Energy Policy Or Rather - the Lack of One
The State of The Union Speech covered for the first time, the topic that hints of an Energy Policy for the United States. The phrase "addicted to oil" is an euphemism in my opinion. Perhaps the words lifeblood or air supply would be better descriptions.
The first oil crisis was in 1973 and we never developed a National Energy Policy. That was more than three decades ago and every president has chosen to avoid crafting a policy. Even this one avoids one and supplies some $150 million for R&D. This is only a tiny first step - not a national energy policy.
Look at China, a competitor at the international level to the United States. They are building 30 nuclear reactors over the next 20 years or so. They have the world's largest dam. What do we have in the United States? No new nuclear reactors. We also have a shortage of refinery plants outside the gulf area. They shut down during hurricanes Katrina and Rita and pushed up prices as a result. We also have upstate New Yorkers protesting against a wind farm being put up that mars their view of nature. We also cannot drill in the Artic National Wildlife Refuge in a responsible fashion. We're giving no thought to the future as a nation and we're selfish in the extreme.

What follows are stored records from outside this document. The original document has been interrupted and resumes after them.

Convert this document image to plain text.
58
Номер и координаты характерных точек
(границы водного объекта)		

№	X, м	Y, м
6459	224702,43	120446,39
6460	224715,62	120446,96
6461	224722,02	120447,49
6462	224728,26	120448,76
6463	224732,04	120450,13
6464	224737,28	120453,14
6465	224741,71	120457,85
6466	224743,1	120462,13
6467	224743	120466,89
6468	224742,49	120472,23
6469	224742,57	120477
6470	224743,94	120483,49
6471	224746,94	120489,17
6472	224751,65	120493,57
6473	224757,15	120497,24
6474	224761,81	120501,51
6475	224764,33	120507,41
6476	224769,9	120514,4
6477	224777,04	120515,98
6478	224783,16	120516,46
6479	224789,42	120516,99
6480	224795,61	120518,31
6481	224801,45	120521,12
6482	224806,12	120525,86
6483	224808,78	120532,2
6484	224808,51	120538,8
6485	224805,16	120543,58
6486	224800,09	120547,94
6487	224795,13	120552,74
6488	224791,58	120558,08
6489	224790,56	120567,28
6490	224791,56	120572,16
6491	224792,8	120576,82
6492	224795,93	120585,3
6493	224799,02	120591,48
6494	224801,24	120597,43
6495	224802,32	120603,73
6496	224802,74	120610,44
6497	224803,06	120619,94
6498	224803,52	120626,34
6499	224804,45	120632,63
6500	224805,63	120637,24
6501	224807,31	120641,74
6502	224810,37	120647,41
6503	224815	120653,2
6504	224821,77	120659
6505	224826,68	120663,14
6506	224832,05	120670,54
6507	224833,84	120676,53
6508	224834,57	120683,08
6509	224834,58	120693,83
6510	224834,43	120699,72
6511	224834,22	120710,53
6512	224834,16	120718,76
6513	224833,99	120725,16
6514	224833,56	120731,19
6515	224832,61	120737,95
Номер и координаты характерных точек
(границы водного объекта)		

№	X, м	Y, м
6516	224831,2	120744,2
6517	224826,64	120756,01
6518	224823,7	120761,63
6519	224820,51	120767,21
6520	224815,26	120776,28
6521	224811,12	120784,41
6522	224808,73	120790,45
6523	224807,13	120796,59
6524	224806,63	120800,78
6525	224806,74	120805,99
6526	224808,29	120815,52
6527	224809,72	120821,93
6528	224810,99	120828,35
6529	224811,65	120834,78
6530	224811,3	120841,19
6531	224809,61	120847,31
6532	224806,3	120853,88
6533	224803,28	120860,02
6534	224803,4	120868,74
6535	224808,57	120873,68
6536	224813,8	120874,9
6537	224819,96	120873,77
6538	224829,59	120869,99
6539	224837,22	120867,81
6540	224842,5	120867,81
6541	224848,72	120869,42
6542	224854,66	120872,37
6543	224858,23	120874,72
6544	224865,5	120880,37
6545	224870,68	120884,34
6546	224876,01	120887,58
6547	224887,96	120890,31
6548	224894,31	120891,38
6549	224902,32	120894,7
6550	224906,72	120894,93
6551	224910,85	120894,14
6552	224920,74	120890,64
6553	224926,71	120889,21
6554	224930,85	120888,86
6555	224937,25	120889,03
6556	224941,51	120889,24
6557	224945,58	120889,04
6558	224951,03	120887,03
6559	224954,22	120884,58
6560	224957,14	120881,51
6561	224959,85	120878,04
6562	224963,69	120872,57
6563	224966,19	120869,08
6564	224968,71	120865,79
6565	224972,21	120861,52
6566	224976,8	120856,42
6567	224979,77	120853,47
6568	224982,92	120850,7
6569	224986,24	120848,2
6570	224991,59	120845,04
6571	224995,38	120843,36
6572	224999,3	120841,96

You want to cut gasoline consumption? There is one clear way to do it. That is to encourage and perhaps even mandate telecommuting at some level. When you don't have to drive 30 miles, you save between 1 to 3 gallons. Let's do some hypothetical numbers. Let's say you mandate that 2% of all workers must be telecommuting every business day. Let's say we have 100 million workers. That's 2 million people folks. Let's say they drive an average of 30 miles a day - a rather conservative number. 60 million miles not driven every business day. Lets use 20 miles per gallon and we are looking at 3 million gallons a day savings. Which works out to approximately 14 million barrels of gasoline a year. You decide.